Chalana dispensa apresentações. Ele próprio, reconheçamos, também não liga muito à apresentação. Contudo, o seu estilo ultra-blasé, a roçar o desmazelo puro, marcou pontos na década dourada dos torresmos, os anos 80. Com a chegada da proto-sofisticação dos anos 90, Chalana perdeu espaço e ganhou rugas, descendo a escada do sucesso aos trambolhões. Belém seria dos seus últimos estertores e daqui não leva boas recordações. Boas recordações leva de outros momentos, como nesta tertúlia entre “bigotis insignae”: Borges, o próprio Chalana e um tipo mascarado de Estaline com uns óculos supostamente engraçados.
Regressando a temas mais capilares, registamos o denodo belenense para emular artistas pop portugueses seus contemporâneos. Justino e Morato, em concreto, competiam em surdina para ser o fã nº1 de Marco Paulo (o cantor e não o actual treinador azul). Justino até talvez estivesse um passo adiante, como provou no cômputo das audições efectuadas, mas como não teve direito a cromo por ser eterno suplente, acabou por ser Morato a figurar na cover de um álbum apreendido numa feira em Ranholas.
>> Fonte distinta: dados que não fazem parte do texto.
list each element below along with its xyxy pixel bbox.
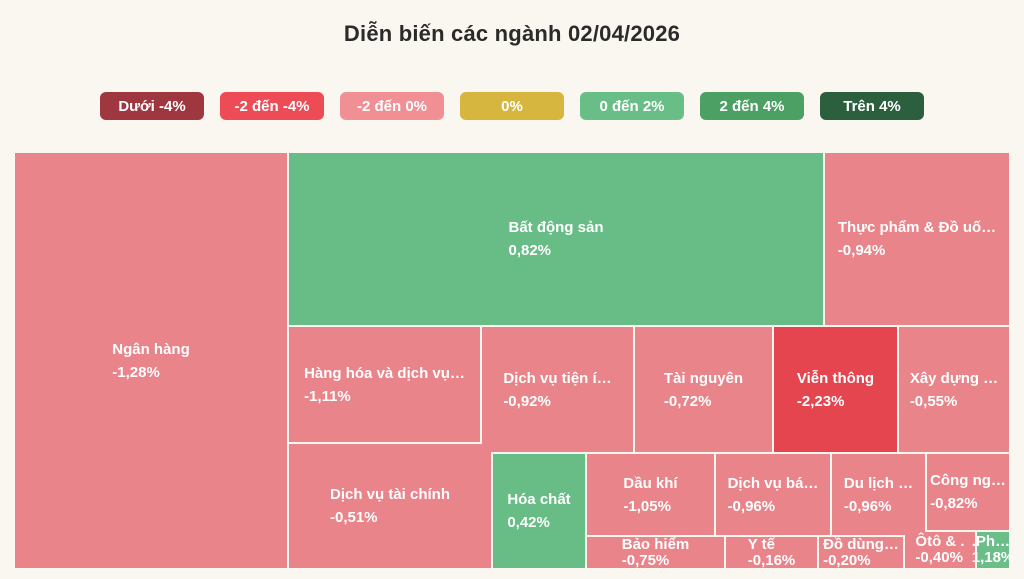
tile-sector-name: Bảo hiểm — [621, 535, 690, 553]
tile-sector-name: Đồ dùng… — [823, 535, 899, 553]
legend-pill-1[interactable]: -2 đến -4% — [220, 92, 324, 120]
tile-label-block: Dịch vụ bá… -0,96% — [728, 472, 819, 518]
tile-label-block: Thực phẩm & Đồ uố… -0,94% — [838, 216, 996, 262]
tile-sector-name: Du lịch … — [843, 474, 914, 492]
treemap-tile-hoa-chat[interactable]: Hóa chất 0,42% — [493, 454, 585, 568]
legend: Dưới -4% -2 đến -4% -2 đến 0% 0% 0 đến 2% 2 đ… — [0, 92, 1024, 120]
tile-label-block: Hàng hóa và dịch vụ… -1,11% — [304, 362, 465, 408]
tile-label-block: Đồ dùng… -0,20% — [823, 535, 899, 569]
treemap-tile-do-dung[interactable]: Đồ dùng… -0,20% — [819, 535, 903, 569]
treemap-tile-thuc-pham-do-uong[interactable]: Thực phẩm & Đồ uố… -0,94% — [825, 153, 1009, 325]
treemap-tile-dich-vu-tai-chinh[interactable]: Dịch vụ tài chính -0,51% — [289, 444, 491, 568]
tile-sector-value: -0,55% — [909, 392, 958, 410]
legend-pill-5[interactable]: 2 đến 4% — [700, 92, 804, 120]
tile-sector-name: Tài nguyên — [663, 369, 744, 387]
tile-sector-value: -1,11% — [304, 387, 351, 405]
treemap-tile-tai-nguyen[interactable]: Tài nguyên -0,72% — [635, 327, 772, 452]
tile-label-block: Công ng… -0,82% — [930, 469, 1006, 515]
tile-sector-name: Thực phẩm & Đồ uố… — [837, 219, 997, 236]
treemap-tile-xay-dung[interactable]: Xây dựng … -0,55% — [899, 327, 1009, 452]
tile-sector-name: Hàng hóa và dịch vụ… — [304, 364, 465, 382]
tile-sector-name: Ôtô & . — [915, 533, 965, 550]
tile-sector-value: -0,94% — [837, 242, 886, 259]
treemap-tile-vien-thong[interactable]: Viễn thông -2,23% — [774, 327, 897, 452]
tile-sector-name: .Ph… — [971, 533, 1011, 550]
tile-sector-name: Dịch vụ tiện í… — [503, 369, 612, 387]
tile-label-block: Bảo hiểm -0,75% — [621, 535, 690, 569]
treemap-tile-dau-khi[interactable]: Dầu khí -1,05% — [587, 454, 714, 535]
tile-label-block: Dầu khí -1,05% — [623, 472, 677, 518]
legend-pill-2[interactable]: -2 đến 0% — [340, 92, 444, 120]
tile-label-block: Dịch vụ tài chính -0,51% — [330, 483, 450, 529]
tile-sector-value: -0,96% — [843, 497, 892, 515]
tile-label-block: Ôtô & . -0,40% — [915, 534, 964, 566]
treemap-tile-y-te[interactable]: Y tế -0,16% — [726, 535, 817, 569]
tile-sector-value: -0,51% — [329, 509, 378, 526]
tile-sector-name: Xây dựng … — [909, 369, 999, 387]
treemap-tile-dich-vu-ban-le[interactable]: Dịch vụ bá… -0,96% — [716, 454, 830, 535]
tile-sector-value: -0,96% — [727, 497, 776, 515]
tile-sector-value: -0,75% — [621, 551, 670, 569]
tile-sector-value: -0,72% — [663, 392, 712, 410]
tile-sector-name: Hóa chất — [507, 491, 571, 508]
tile-sector-value: -1,28% — [112, 363, 160, 381]
tile-sector-value: -1,05% — [623, 497, 671, 515]
tile-label-block: Viễn thông -2,23% — [797, 367, 874, 413]
legend-pill-3[interactable]: 0% — [460, 92, 564, 120]
tile-sector-name: Dầu khí — [623, 474, 678, 492]
tile-sector-value: 0,82% — [508, 242, 552, 259]
tile-sector-value: -0,92% — [503, 392, 551, 410]
treemap-tile-oto-phu-tung[interactable]: Ôtô & . -0,40% — [905, 532, 975, 568]
treemap-tile-bat-dong-san[interactable]: Bất động sản 0,82% — [289, 153, 823, 325]
tile-label-block: Dịch vụ tiện í… -0,92% — [503, 367, 611, 413]
tile-sector-name: Bất động sản — [508, 219, 604, 236]
tile-label-block: .Ph… 1,18% — [972, 534, 1015, 566]
page-title: Diễn biến các ngành 02/04/2026 — [343, 21, 681, 46]
legend-pill-0[interactable]: Dưới -4% — [100, 92, 204, 120]
treemap-tile-bao-hiem[interactable]: Bảo hiểm -0,75% — [587, 535, 724, 569]
tile-sector-value: -0,16% — [747, 551, 796, 569]
tile-sector-value: -0,40% — [915, 549, 963, 566]
treemap-tile-dich-vu-tien-ich[interactable]: Dịch vụ tiện í… -0,92% — [482, 327, 633, 452]
tile-label-block: Hóa chất 0,42% — [507, 488, 570, 534]
tile-label-block: Ngân hàng -1,28% — [112, 338, 190, 384]
tile-sector-value: -0,20% — [823, 551, 871, 569]
tile-sector-name: Ngân hàng — [112, 340, 190, 358]
tile-sector-name: Viễn thông — [796, 369, 875, 387]
tile-sector-name: Y tế — [747, 535, 775, 553]
tile-sector-name: Dịch vụ bá… — [727, 474, 819, 492]
tile-label-block: Xây dựng … -0,55% — [910, 367, 998, 413]
treemap-tile-hang-hoa-dich-vu[interactable]: Hàng hóa và dịch vụ… -1,11% — [289, 327, 480, 442]
treemap-tile-ngan-hang[interactable]: Ngân hàng -1,28% — [15, 153, 287, 568]
tile-sector-name: Công ng… — [930, 472, 1006, 489]
tile-label-block: Bất động sản 0,82% — [508, 216, 603, 262]
tile-sector-value: 1,18% — [971, 549, 1015, 566]
tile-sector-name: Dịch vụ tài chính — [329, 486, 450, 503]
tile-sector-value: -0,82% — [930, 495, 978, 512]
treemap-tile-du-lich[interactable]: Du lịch … -0,96% — [832, 454, 925, 535]
tile-label-block: Tài nguyên -0,72% — [664, 367, 743, 413]
tile-sector-value: 0,42% — [507, 514, 550, 531]
treemap-tile-ph[interactable]: .Ph… 1,18% — [972, 532, 1014, 568]
legend-pill-6[interactable]: Trên 4% — [820, 92, 924, 120]
legend-pill-4[interactable]: 0 đến 2% — [580, 92, 684, 120]
tile-sector-value: -2,23% — [796, 392, 845, 410]
tile-label-block: Du lịch … -0,96% — [844, 472, 913, 518]
treemap-tile-cong-nghe[interactable]: Công ng… -0,82% — [927, 454, 1009, 530]
tile-label-block: Y tế -0,16% — [747, 535, 796, 569]
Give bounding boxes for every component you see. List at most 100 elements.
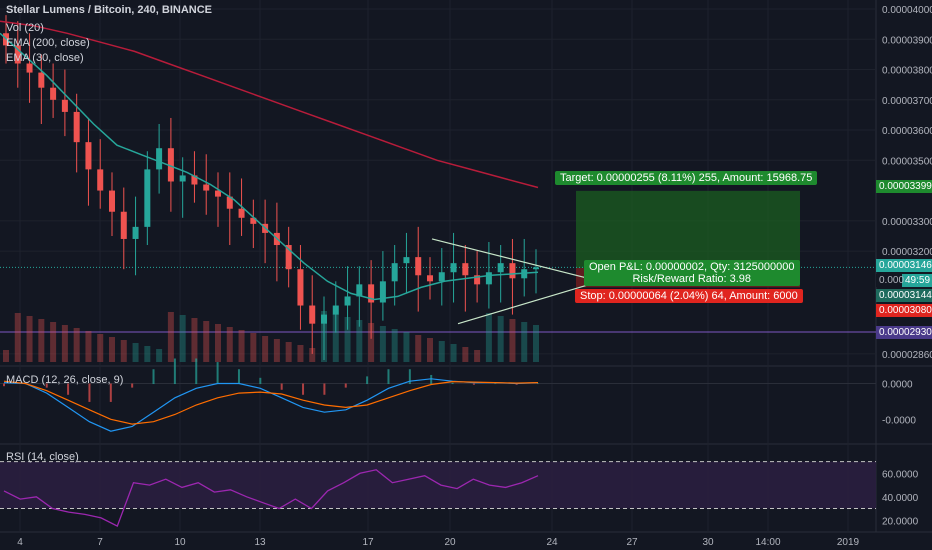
volume-bar [403,332,410,362]
macd-histogram-bar [387,369,390,385]
candle-body [332,305,339,315]
volume-bar [203,321,210,362]
candle-body [179,175,186,182]
volume-bar [144,346,151,362]
pnl-label[interactable]: Open P&L: 0.00000002, Qty: 3125000000 Ri… [584,260,800,286]
rsi-tick-label: 60.0000 [882,469,919,480]
macd-histogram-bar [472,383,475,385]
candle-body [438,272,445,282]
macd-histogram-bar [515,383,518,385]
candle-body [203,184,210,191]
macd-histogram-bar [131,383,134,388]
macd-histogram-bar [173,358,176,385]
candle-body [226,196,233,209]
x-tick-label: 14:00 [755,537,780,548]
volume-bar [391,329,398,362]
volume-bar [533,325,539,362]
target-zone [576,190,800,269]
volume-bar [509,319,516,362]
candle-body [497,263,504,273]
volume-bar [297,345,304,362]
macd-histogram-bar [280,383,283,390]
candle-body [309,305,316,324]
target-price-tag: 0.00003399 [876,180,932,193]
candle-body [97,169,104,191]
macd-histogram-bar [344,383,347,388]
triangle-upper-line [431,238,601,282]
x-tick-label: 2019 [837,537,860,548]
y-tick-label: 0.00003300 [882,217,932,228]
axes: 0.00004000 0.00003900 0.00003800 0.00003700… [17,5,932,548]
y-tick-label: 0.00003700 [882,96,932,107]
volume-bar [109,337,115,362]
pnl-line1: Open P&L: 0.00000002, Qty: 3125000000 [589,261,795,273]
volume-bar [167,312,174,362]
rsi-tick-label: 40.0000 [882,493,919,504]
macd-histogram-bar [3,383,5,387]
macd-histogram-bar [45,383,48,388]
candle-body [167,148,174,182]
candle-body [474,275,481,285]
macd-histogram-bar [195,358,198,385]
candle-body [191,175,198,185]
candle-body [297,269,304,306]
ema200-line [0,20,539,189]
x-tick-label: 10 [174,537,186,548]
volume-bar [61,325,68,362]
rsi-pane [0,461,876,528]
macd-line [3,378,539,432]
volume-bar [250,333,257,362]
candle-body [73,111,80,143]
candle-body [485,272,492,285]
volume-bar [191,318,198,362]
volume-bar [26,316,33,362]
macd-histogram-bar [237,369,240,385]
y-tick-label: 0.00003500 [882,156,932,167]
triangle-pattern [431,238,601,325]
rsi-line [3,469,539,528]
pnl-line2: Risk/Reward Ratio: 3.98 [632,273,752,285]
target-label[interactable]: Target: 0.00000255 (8.11%) 255, Amount: … [555,171,818,185]
y-tick-label: 0.00003900 [882,35,932,46]
volume-bar [73,328,80,362]
candle-body [250,217,257,224]
volume-bar [332,314,339,362]
volume-bar [485,313,492,362]
x-tick-label: 17 [362,537,374,548]
rsi-tick-label: 20.0000 [882,516,919,527]
macd-histogram-bar [302,383,305,395]
candle-body [403,257,410,264]
macd-tick-label: 0.0000 [882,380,913,391]
symbol-title: Stellar Lumens / Bitcoin, 240, BINANCE [6,4,212,16]
stop-label[interactable]: Stop: 0.00000064 (2.04%) 64, Amount: 600… [575,289,803,303]
volume-bar [14,313,21,362]
x-tick-label: 4 [17,537,23,548]
macd-histogram-bar [366,376,369,385]
volume-bar [450,344,457,362]
volume-bar [474,350,481,362]
volume-bar [438,341,445,362]
candle-body [415,257,422,276]
candle-body [509,263,516,279]
macd-histogram-bar [408,369,411,385]
volume-bar [427,338,433,362]
moving-averages [0,20,539,301]
volume-bar [97,334,104,362]
volume-bar [120,340,127,362]
current-price-tag: 0.00003146 [876,259,932,272]
vol-legend: Vol (20) [6,22,44,34]
volume-bar [379,326,386,362]
volume-bar [38,319,45,362]
volume-bar [85,331,92,362]
countdown-tag: 49:59 [902,274,932,287]
volume-bar [238,330,245,362]
macd-histogram-bar [67,383,70,395]
volume-bar [50,322,57,362]
y-tick-label: 0.00003200 [882,247,932,258]
candle-body [120,211,127,239]
x-tick-label: 20 [444,537,456,548]
signal-line [3,380,539,425]
candle-body [427,275,433,282]
triangle-lower-line [457,280,601,325]
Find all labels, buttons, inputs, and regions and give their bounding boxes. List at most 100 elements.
Já Paulo Monteiro era um jogador polivalente que desenvolveu grande parte da sua carreira no Restelo e dali só saiu para ter prazer em representar o terceiro clube de outra cidade. Ele demonstrou de forma cabal a sua versatilidade ao inspirar um sem número de comparações graças à sua pomposa cabeleira.
Seria mais parecido com o seu primo Nel Monteiro?

Ou com José Malhoa (o pai da Ana e não o pintor naturalista)?

Ou seria com o José Cid?

Bom, o certo é que o rei vai nu e os Belenenses têm uma missão dura pela frente. E por muito inspiradores que sejam os cromos deste plantel, que não os levem muito à letra: é que esta equipa ficou em penúltimo no campeonato 1990/91.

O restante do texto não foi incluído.